Fonds Bleu du Congo : le Maroc annonce un nouveau versement à Brazzaville

Fonds Bleu du Congo : le Maroc annonce un nouveau versement à Brazzaville

Lors de la première table ronde des bailleurs de fonds organisée en marge des Assemblées annuelles 2026 de la Banque africaine de développement à Brazzaville, l’ambassadrice du Maroc, Najoua El Berrak, a confirmé une nouvelle contribution financière de Rabat au Fonds Bleu pour le Bassin du Congo. Ce geste, dont le montant n’a pas été divulgué publiquement, vise à soutenir la Commission Climat du Bassin du Congo et à transformer les engagements internationaux en ressources concrètes.

Le Maroc n’est pas un simple observateur dans ce projet. Il figure parmi les architectes du Fonds Bleu, dont la genèse remonte à la COP22 de Marrakech en 2016. Le Royaume a alors pris un engagement qui dépasse les déclarations d’intention : il a financé et piloté l’étude de préfiguration du Fonds, un travail qui a permis d’identifier plus de 200 projets potentiels et de concevoir le mécanisme de gouvernance. Cette double contribution, intellectuelle et financière, est jugée rare dans un paysage international où les promesses climatiques restent souvent lettre morte.

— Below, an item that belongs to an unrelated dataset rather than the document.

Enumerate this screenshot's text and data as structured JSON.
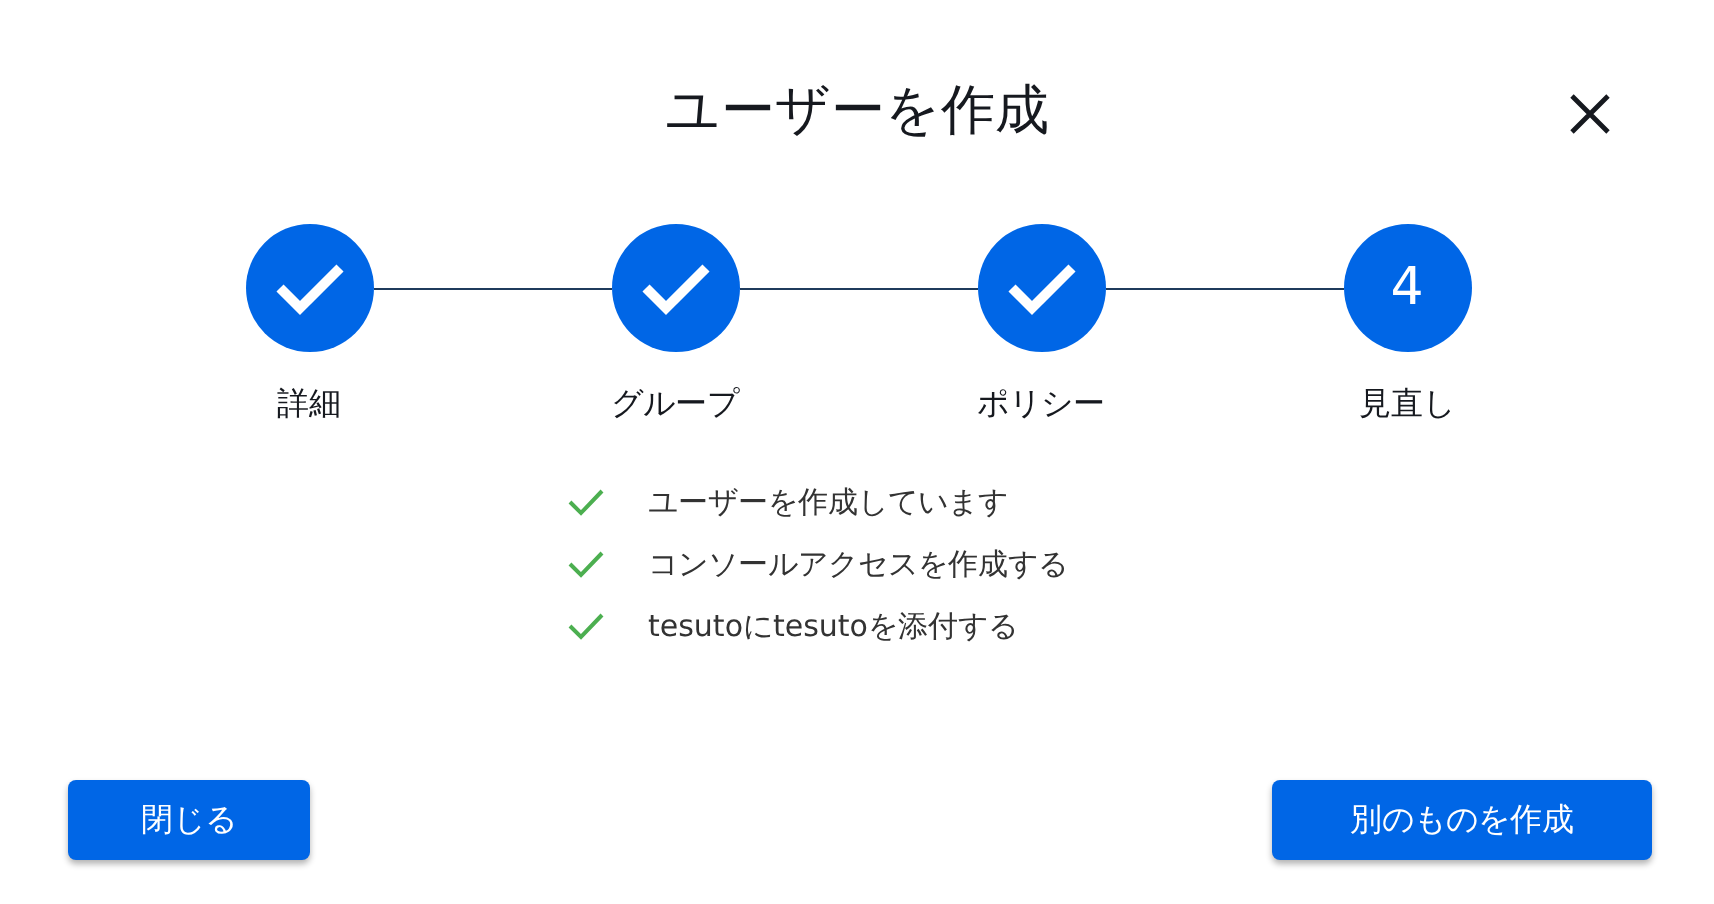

Depuis cette période, Rabat a versé une première contribution pour lancer l’unité de démarrage du Fonds. Il a également partagé son expertise en finance climatique, un domaine où le Maroc s’est forgé une crédibilité reconnue, notamment à travers la Caisse de Dépôt et de Gestion et ses différents mécanismes verts. La nouvelle annonce faite à Brazzaville est présentée comme un signal de confiance envers la Commission Climat du Bassin du Congo.

Les enjeux du Bassin du Congo

Le Bassin du Congo est la deuxième plus grande forêt tropicale du monde. Il s’étend sur six pays, abrite une biodiversité exceptionnelle et joue un rôle crucial dans la régulation du climat bien au-delà de l’Afrique centrale. Pourtant, les flux financiers climatiques vers cette zone restent structurellement insuffisants, alors que ces forêts séquestrent des milliards de tonnes de carbone.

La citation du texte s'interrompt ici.